10. Recasting the Loan

Another effective tactic for lowering monthly payments on any kind of VA loan, for example, a VA loan for land, is loan recasting, also referred to as re-amortization. The lender will then recalculate the monthly payments based on the reduced principal amount after receiving a sizable lump-sum payment toward the primary balance of the loan.  

Although recasting usually necessitates a sizeable upfront payment, it can result in much fewer monthly payments without requiring Certificate of Eligibility or a new interest rate negotiation.  

To determine if loan recasting is an excellent way to lower their monthly payments, borrowers should speak with their lenders. 

Conclusion 

Paying off the VA mortgage may be accomplished by reducing monthly payments to become less stressed about accounts and better cope with the funds.  
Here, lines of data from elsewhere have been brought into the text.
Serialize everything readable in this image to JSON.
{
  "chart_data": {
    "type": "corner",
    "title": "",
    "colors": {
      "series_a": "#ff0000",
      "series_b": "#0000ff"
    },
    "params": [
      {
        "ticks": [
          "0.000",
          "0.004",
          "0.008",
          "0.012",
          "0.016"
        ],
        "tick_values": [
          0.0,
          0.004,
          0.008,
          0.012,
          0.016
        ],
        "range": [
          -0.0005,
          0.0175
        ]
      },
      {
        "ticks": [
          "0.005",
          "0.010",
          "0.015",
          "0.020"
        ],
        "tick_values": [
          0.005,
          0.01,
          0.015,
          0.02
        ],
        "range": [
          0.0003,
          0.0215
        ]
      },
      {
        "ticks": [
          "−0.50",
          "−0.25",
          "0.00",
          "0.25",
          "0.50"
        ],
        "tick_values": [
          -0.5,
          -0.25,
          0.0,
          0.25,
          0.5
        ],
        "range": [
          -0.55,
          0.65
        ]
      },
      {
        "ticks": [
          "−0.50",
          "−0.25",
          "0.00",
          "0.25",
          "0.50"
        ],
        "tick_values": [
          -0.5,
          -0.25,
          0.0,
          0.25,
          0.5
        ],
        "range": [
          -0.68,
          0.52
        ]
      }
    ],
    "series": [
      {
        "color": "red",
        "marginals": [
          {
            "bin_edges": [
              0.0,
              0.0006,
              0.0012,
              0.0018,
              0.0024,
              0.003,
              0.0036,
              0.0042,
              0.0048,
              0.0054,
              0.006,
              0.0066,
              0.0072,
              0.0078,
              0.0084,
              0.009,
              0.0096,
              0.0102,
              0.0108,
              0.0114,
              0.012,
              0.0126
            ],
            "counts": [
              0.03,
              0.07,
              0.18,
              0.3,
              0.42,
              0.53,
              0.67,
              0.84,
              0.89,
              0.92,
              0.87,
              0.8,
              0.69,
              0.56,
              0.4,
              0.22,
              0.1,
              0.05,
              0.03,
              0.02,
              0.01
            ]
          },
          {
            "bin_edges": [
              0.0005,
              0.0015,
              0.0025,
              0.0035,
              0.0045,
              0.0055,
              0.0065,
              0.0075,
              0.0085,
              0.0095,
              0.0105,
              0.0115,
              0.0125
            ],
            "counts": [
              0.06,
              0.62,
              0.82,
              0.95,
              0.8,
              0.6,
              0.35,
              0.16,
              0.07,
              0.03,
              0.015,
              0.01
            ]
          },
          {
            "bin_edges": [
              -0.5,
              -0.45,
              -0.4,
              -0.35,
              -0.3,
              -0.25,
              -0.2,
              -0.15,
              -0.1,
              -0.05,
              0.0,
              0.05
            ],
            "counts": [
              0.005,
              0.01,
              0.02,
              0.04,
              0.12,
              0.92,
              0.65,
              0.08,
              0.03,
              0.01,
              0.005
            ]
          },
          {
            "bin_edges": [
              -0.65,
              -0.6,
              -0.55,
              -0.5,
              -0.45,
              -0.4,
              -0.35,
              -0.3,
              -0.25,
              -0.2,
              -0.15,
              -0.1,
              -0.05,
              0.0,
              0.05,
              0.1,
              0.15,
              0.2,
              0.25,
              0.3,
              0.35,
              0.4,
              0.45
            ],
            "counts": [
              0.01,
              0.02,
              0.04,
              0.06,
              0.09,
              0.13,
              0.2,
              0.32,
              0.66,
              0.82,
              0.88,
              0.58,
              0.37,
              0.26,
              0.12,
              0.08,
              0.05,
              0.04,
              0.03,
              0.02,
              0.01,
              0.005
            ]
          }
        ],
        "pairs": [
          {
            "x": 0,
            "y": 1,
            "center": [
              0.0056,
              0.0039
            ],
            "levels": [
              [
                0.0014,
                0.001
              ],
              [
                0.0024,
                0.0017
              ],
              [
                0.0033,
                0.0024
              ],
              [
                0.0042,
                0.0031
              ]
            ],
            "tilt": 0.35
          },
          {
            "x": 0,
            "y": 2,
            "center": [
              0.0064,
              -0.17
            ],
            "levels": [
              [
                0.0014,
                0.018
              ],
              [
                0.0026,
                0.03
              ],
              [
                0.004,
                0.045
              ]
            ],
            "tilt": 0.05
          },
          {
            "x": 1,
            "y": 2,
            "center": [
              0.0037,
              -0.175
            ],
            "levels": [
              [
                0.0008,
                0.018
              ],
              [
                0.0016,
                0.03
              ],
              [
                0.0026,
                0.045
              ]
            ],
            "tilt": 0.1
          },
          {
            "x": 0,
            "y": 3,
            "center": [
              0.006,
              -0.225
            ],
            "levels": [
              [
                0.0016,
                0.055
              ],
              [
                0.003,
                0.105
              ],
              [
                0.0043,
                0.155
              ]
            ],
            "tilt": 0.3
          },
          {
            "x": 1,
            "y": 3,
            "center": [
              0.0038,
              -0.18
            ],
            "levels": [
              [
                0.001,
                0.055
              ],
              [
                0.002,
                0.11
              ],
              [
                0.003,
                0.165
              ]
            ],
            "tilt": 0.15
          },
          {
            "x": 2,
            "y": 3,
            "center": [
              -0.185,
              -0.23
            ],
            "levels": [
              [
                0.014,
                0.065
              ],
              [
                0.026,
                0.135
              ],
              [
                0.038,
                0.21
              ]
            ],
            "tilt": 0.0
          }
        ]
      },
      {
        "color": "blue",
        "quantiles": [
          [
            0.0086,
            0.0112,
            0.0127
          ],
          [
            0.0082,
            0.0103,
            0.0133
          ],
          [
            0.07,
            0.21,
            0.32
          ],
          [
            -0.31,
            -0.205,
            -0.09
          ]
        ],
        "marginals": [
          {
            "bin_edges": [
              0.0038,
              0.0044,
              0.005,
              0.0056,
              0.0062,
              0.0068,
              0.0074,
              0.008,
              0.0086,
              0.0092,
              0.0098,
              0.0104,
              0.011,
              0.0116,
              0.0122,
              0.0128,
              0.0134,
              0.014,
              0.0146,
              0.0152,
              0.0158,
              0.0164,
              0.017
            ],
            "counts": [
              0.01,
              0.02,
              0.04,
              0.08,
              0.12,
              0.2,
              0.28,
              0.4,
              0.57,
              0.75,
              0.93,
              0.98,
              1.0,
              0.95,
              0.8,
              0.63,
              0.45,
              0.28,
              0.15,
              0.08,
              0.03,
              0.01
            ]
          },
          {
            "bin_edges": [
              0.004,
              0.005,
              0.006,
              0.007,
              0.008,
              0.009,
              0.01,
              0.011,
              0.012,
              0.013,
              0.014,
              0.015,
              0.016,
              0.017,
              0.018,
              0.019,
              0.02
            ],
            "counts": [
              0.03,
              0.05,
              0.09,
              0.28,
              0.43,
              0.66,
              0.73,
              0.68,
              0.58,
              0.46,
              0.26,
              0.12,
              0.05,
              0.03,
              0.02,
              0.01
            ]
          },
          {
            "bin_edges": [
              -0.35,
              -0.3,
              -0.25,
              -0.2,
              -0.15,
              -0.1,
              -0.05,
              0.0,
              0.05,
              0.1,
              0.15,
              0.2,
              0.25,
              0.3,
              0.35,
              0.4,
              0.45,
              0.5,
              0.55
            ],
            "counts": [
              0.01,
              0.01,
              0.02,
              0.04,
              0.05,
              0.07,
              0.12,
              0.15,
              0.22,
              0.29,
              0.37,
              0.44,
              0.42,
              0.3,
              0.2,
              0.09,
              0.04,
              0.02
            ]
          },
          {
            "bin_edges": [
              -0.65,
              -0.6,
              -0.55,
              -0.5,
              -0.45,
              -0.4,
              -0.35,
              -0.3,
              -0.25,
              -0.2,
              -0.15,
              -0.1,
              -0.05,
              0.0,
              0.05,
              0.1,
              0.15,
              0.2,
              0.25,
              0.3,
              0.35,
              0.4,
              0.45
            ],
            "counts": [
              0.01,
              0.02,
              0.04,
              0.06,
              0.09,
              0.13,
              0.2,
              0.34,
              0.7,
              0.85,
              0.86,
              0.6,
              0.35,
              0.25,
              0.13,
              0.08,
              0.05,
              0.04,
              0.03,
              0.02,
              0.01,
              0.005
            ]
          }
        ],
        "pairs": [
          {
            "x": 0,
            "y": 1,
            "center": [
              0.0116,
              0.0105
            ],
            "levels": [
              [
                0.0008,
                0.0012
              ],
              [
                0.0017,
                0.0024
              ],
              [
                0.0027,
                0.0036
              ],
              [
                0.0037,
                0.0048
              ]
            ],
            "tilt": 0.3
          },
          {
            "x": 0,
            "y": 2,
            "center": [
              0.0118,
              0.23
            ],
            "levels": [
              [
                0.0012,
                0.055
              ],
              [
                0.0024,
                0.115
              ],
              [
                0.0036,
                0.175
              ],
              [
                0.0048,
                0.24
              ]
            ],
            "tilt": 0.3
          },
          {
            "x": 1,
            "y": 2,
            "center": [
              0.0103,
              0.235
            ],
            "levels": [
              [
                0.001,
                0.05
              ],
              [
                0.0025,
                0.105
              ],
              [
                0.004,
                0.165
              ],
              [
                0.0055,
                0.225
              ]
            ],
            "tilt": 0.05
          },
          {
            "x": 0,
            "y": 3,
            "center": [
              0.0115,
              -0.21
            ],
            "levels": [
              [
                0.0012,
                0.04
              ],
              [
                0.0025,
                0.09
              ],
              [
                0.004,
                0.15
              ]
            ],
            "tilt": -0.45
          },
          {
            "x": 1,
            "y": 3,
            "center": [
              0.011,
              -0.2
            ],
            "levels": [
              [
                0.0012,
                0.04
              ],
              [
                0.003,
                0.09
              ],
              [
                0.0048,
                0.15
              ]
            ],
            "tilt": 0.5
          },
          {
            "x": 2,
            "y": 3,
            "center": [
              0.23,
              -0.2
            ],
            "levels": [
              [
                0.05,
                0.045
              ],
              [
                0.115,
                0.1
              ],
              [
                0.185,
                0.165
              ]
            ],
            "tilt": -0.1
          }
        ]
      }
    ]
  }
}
Besides this, preventative measures like making extra payments to the principal, managing escrow accounts, and seeking financial advice can play a crucial role in empowering the borrower and achieving long-term success in home ownership.  

Taking appropriate actions and using accessible tools can lower monthly payments on VA loans, bring more money for investment, and prolong financial stability in the family budget.